The problem is that many of us don't use our 168 hours well. At least that's my takeaway from the long emails I get from people claiming that I just don't understand. They really have no time! I always wonder why, if they have no time, they're using precious minutes to write an email to someone they don't know.

The problem is that we mistake busyness for doing things that matter. Just because our time is filled with things doesn't mean it's filled with the right things, or that it has to be filled with many things at all. We forget just how much control we have over what goes into our 168 hours. Let's put it this way: Do you iron your sheets? I doubt it. Who has time? But if someone offered to pay you $50,000 to iron your sheets, you'd probably find the time in your busy schedule. Which means you could find time for other priorities if you wanted to. You just need to stop being so busy. Here's how:

1. Don't mistake things that look like work for actual work. Just because you're doing something during work hours doesn't mean it's advancing your organization or you toward your goals. Are you spending your morning getting ready for a meeting that wouldn't have to happen if you had a better project management system in place? Solve the bigger problem and claw your time back.

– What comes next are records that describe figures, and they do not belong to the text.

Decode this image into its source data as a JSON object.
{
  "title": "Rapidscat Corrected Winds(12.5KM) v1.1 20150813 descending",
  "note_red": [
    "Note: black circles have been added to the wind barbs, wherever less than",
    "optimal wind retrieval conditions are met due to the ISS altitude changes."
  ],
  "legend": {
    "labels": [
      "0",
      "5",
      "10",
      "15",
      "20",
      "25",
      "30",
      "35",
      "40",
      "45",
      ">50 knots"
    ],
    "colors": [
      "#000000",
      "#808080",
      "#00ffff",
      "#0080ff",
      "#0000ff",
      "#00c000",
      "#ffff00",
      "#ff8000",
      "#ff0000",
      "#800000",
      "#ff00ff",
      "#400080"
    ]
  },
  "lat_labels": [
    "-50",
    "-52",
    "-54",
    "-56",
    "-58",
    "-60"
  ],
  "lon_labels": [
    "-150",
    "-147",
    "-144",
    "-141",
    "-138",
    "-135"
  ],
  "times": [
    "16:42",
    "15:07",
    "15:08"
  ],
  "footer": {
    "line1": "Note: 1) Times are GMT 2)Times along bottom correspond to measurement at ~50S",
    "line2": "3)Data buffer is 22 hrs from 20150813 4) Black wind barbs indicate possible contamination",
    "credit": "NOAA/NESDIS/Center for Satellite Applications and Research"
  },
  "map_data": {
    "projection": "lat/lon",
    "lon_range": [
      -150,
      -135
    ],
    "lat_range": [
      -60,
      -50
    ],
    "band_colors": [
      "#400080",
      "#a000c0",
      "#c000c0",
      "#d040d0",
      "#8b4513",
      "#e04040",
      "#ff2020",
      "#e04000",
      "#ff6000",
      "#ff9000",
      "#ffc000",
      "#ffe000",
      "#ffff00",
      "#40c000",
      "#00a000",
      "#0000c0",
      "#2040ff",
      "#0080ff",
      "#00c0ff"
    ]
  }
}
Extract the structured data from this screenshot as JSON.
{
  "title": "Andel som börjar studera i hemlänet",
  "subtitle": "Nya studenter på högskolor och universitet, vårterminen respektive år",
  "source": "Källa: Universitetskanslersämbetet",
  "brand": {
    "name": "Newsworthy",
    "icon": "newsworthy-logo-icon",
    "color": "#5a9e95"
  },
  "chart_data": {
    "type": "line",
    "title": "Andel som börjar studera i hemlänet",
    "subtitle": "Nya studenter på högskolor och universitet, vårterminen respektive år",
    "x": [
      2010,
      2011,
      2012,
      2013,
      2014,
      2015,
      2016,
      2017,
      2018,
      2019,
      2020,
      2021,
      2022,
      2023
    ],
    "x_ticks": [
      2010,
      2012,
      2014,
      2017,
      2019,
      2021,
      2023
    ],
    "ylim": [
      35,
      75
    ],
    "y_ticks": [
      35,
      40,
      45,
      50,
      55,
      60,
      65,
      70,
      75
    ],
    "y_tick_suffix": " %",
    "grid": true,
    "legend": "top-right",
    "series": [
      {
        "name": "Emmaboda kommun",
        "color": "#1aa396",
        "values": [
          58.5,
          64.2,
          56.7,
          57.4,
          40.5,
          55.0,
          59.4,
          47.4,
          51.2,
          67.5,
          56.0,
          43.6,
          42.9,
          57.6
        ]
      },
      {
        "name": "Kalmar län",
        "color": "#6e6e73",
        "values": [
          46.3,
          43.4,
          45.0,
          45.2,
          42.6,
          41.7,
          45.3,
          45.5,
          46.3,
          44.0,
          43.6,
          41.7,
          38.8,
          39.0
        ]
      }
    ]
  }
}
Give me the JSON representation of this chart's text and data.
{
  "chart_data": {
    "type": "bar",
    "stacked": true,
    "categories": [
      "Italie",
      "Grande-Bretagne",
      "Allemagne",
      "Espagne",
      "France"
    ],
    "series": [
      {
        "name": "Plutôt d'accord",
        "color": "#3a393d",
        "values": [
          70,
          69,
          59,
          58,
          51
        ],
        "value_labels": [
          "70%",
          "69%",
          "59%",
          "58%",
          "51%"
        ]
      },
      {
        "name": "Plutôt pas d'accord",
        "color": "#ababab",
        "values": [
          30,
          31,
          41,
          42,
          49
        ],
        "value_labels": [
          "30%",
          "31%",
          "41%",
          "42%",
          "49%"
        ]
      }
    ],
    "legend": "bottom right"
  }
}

2. Tune out. We spend a lot of time checking email, reading headlines online, and then following links to new and interesting stories. While that's personally profitable to bloggers like me, it's probably not good for your productivity. Don't keep electronic temptations available (Related post: Don't let email ruin your life).

3. Think long term. Stop and think about what you're doing. Ask yourself, "Will this contribute toward something that people might mention at my retirement dinner, or even at my funeral?" If not, that doesn't mean you shouldn't do it -- no one's going to mention that I did my taxes on time -- but you shouldn't spend all your time on it, either.

4. Ignore, minimize, outsource. What do you have on your plate that shouldn't be there? Don't mistake other people's priorities for your own. Your priority may be raising resilient, happy children, but that doesn't mean you need to be a one-man taxi service shuttling kids to eight different activities. Your teens are capable of working out a carpool with other families, riding their bikes, or taking the bus.

What could you do to stop being so busy?